Abstract
Video summarization aims to extract salient segments from videos to construct concise and comprehensive synopses. Despite significant advancements, the diversity of video content and the constraint of limited training data pose challenges when applying trained models to new scenarios, often resulting in the domain shift problem. To address this challenge, we propose a domain adaptation framework tailored to video summarization from two aspects: (a) enhancing the generalization ability and (b) improving the adaptive ability of video summarization models. Specifically, we design a simple yet effective regularized feature encoder based on Transformer, where an averaging operation on attention weights serves as a form of regularization. This method mitigates overfitting to domain-specific cues and encourages the learning of more generalizable representations across diverse domains. Furthermore, we introduce a novel discrepancy reduction loss that aligns the distribution of inter-frame feature similarities and inter-frame prediction similarities, combined with a confidence weighting strategy, to adapt the regularized encoder to target domains and mitigate domain shift. Extensive experiments on multiple benchmark datasets demonstrate the effectiveness of our method.
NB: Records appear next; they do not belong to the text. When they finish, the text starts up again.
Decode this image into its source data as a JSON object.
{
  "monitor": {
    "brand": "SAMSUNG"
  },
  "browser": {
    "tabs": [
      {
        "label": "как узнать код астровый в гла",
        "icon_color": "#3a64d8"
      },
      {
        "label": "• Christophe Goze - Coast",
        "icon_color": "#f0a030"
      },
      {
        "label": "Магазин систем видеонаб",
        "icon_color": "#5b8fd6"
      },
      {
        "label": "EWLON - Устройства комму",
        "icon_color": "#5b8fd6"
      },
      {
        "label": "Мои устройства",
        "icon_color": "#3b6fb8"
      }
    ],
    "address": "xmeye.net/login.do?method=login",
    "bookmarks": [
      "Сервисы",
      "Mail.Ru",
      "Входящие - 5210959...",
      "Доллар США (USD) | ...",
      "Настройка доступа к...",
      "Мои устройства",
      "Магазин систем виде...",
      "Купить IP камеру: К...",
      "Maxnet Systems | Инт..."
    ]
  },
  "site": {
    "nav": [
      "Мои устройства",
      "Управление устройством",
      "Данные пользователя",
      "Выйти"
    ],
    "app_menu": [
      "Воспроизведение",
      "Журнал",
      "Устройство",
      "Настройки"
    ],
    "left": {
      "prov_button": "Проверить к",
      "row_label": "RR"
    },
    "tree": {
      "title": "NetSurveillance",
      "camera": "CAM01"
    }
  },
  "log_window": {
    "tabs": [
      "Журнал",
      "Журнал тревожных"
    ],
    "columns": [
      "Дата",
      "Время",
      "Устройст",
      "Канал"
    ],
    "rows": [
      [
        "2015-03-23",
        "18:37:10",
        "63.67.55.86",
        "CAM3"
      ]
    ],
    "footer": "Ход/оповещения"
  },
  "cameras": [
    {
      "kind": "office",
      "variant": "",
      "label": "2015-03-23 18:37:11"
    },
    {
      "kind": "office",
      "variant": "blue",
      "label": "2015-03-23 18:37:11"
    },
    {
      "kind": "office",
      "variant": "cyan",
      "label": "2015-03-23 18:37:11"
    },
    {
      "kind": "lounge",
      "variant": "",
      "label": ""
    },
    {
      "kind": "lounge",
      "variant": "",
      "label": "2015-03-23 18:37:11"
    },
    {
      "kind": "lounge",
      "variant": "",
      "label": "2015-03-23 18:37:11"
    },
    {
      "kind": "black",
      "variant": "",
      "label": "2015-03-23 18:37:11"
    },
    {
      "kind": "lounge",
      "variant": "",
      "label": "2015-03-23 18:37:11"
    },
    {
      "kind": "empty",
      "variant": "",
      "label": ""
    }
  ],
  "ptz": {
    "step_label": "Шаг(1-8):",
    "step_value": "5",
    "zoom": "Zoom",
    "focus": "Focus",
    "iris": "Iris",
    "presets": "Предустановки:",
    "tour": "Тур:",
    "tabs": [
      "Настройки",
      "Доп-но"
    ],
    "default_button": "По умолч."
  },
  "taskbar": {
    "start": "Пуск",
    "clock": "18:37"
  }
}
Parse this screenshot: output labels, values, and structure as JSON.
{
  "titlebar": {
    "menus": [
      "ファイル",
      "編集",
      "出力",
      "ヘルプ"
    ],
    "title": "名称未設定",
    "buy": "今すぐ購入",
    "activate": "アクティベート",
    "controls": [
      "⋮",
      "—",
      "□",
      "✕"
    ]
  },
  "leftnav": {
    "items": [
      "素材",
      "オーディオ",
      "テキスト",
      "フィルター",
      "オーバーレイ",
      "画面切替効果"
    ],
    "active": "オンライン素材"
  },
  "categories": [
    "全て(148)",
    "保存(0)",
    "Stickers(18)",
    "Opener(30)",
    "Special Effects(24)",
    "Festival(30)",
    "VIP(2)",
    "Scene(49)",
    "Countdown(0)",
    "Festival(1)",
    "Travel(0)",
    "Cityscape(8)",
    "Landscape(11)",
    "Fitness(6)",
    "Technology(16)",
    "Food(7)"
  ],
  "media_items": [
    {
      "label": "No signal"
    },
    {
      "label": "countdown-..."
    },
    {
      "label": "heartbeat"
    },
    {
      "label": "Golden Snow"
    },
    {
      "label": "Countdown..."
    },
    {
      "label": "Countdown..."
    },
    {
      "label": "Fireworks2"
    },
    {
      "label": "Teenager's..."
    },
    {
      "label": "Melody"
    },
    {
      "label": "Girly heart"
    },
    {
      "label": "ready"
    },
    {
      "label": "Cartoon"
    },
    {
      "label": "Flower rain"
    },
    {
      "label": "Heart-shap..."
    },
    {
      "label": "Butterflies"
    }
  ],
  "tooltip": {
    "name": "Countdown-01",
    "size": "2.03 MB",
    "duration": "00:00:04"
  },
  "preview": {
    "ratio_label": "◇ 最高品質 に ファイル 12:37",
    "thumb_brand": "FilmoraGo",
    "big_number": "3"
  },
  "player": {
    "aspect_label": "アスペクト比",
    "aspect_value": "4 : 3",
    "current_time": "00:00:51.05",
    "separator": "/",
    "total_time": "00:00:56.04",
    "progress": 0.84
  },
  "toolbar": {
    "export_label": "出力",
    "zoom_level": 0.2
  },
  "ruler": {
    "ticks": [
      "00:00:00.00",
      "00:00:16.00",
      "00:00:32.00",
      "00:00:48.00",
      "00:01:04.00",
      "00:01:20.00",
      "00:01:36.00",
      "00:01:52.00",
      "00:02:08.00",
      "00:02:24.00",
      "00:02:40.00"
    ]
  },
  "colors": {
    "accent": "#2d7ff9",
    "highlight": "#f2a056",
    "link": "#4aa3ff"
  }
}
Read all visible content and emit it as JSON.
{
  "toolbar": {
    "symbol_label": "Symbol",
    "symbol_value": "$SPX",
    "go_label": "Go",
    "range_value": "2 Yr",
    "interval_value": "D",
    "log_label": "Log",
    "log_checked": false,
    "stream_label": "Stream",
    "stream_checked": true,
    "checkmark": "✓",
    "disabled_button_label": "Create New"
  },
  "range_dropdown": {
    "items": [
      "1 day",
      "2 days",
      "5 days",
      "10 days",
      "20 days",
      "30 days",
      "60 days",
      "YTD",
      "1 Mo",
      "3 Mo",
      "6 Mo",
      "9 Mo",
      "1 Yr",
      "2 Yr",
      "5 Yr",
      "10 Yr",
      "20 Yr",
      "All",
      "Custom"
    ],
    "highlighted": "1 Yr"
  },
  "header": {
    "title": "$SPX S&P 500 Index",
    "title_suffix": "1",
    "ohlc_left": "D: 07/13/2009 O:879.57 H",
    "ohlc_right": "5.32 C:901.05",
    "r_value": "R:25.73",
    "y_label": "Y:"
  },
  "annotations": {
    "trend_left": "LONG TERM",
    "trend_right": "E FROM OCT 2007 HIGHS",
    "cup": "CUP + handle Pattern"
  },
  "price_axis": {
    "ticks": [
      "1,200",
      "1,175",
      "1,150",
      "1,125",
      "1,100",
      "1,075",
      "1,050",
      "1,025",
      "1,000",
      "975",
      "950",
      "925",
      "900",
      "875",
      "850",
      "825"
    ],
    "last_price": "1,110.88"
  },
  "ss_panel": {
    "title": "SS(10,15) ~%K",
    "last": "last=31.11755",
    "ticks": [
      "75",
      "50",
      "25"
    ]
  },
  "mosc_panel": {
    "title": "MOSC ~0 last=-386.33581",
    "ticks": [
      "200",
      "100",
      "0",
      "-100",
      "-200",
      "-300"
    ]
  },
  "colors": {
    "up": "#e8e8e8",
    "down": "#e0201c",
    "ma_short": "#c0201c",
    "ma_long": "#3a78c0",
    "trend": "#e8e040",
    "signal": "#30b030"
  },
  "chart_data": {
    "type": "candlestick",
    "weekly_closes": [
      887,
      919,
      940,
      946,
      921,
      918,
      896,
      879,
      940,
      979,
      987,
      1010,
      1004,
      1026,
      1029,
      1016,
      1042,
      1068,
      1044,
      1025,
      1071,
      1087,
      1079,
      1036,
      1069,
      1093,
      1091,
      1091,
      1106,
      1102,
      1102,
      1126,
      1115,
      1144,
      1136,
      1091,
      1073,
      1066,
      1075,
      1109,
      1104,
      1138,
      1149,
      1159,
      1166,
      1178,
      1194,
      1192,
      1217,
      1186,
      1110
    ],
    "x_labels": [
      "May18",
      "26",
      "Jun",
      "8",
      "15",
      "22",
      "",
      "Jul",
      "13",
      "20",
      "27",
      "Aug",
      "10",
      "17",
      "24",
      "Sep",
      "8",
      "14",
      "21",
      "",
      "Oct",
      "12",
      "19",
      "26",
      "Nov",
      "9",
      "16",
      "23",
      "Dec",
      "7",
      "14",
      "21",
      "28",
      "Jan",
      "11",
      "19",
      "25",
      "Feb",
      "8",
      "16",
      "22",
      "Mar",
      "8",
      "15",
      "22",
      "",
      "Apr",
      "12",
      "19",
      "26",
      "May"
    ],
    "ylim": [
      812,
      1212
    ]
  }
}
Our method achieves state-of-the-art performance under various settings on TVSum and SumMe, and obtains the best results on the transfer setting of Mr.HiSum.
| Original language | English |
|---|---|
| Article number | 112059 |
| Journal | Pattern Recognition |
| Volume | 170 |
| DOIs | |
| Publication status | Published - Feb 2026 |
| Externally published | Yes |
Keywords
- Domain adaptation
- Transformer
- Video summarization